You may have heard about the APD’s sting scheme: plant a daypack by the ATM at 4th and Gold, wait for someone to take it, then follow and arrest the person for theft. The APD has nabbed at least five people with the plot, including one person who has spent 14 days in jail. Presumably those individuals are facing 3rd degree felony charges–and the possibility of a permanent criminal record–because the APD reportedly filled the daypack with $2,500 worth of valuables, including a laptop.
Yesterday, Public Safety Director Darren White notified the ACLU that he and APD Chief Ray Schultz had decided to shut down the operation.

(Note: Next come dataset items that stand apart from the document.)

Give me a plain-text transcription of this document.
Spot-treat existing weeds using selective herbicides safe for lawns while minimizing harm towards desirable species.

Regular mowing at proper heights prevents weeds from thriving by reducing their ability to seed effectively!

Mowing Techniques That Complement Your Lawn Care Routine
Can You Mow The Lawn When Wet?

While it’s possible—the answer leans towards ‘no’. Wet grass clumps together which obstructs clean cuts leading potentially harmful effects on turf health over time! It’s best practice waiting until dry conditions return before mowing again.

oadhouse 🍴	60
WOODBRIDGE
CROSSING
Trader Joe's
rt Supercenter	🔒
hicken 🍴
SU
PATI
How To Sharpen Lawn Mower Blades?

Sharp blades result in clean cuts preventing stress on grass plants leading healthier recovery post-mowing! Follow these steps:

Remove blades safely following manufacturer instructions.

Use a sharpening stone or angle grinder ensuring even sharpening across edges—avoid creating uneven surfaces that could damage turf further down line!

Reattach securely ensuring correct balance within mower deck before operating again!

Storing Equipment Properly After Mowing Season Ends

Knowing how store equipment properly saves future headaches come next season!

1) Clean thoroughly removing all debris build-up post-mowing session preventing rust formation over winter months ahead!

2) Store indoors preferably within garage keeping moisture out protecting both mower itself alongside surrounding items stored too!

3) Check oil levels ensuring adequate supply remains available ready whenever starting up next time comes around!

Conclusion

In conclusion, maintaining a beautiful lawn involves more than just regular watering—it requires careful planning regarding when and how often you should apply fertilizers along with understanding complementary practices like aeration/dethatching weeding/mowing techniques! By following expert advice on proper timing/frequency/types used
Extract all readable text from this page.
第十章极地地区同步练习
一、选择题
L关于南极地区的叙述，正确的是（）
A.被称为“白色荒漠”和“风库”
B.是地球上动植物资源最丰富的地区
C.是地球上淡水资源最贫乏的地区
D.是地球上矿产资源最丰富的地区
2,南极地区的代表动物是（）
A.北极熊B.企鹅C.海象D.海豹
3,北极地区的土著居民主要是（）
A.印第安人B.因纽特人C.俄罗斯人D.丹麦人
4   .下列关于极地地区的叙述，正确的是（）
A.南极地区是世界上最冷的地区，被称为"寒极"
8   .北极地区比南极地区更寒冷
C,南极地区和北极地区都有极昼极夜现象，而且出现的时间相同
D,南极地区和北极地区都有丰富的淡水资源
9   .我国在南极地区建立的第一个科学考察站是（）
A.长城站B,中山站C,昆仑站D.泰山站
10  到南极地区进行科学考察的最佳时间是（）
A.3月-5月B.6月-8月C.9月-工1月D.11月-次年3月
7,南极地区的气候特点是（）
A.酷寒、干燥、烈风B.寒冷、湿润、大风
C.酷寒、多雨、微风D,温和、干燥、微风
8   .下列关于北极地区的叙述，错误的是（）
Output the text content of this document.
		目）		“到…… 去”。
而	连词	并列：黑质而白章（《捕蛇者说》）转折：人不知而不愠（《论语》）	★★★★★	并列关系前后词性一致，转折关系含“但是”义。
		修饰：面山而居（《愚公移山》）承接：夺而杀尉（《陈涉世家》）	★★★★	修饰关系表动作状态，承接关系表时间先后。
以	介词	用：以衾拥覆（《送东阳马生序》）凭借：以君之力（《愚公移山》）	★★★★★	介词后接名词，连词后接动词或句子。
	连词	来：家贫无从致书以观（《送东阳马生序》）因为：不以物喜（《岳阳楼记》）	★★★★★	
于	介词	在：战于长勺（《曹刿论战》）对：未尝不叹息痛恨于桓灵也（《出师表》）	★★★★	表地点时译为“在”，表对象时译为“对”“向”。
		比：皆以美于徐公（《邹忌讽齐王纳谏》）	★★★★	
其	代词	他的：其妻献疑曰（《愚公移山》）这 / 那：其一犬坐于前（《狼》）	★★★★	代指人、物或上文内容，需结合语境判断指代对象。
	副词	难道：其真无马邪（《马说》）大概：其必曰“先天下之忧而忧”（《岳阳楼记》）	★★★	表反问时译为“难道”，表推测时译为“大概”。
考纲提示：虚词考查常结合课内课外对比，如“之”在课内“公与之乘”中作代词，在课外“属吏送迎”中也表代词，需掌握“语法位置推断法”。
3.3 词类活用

Stopping the sting scheme was the right thing to do, but troubling questions remain. Didn’t the officers worry about false arrests? They couldn’t know that a person’s motives for taking the daypack were criminal. What if they arrested someone who thought the daypack was abandoned, or someone who intended to turn it over to the police?
Doesn’t APD have enough crime to investigate without manufacturing new crimes? And baiting otherwise innocent people into turning criminal?
KOAT-TV reported that APD devised the scheme “after several reports of backpacks and purses being stolen in the University area.” But the University area is miles away from the sting location and lies on the opposite side of the freeway. Did officers truly think a sting in downtown Albuquerque was going to dampen crime in the University area? Or was that just a feeble cover for a misguided operation?
The ACLU has learned of a similar entrapment scheme where APD officers set out an expensive bicycle in public and wait for someone to steal it. Did Mr. White and Chief Schultz shut down this program as well?
The community deserves answers to these questions—some reassurance that APD officers aren’t abusing their authority. The ACLU has contacted both Darren White’s office and that of the Police Chief to request a meeting and await their response.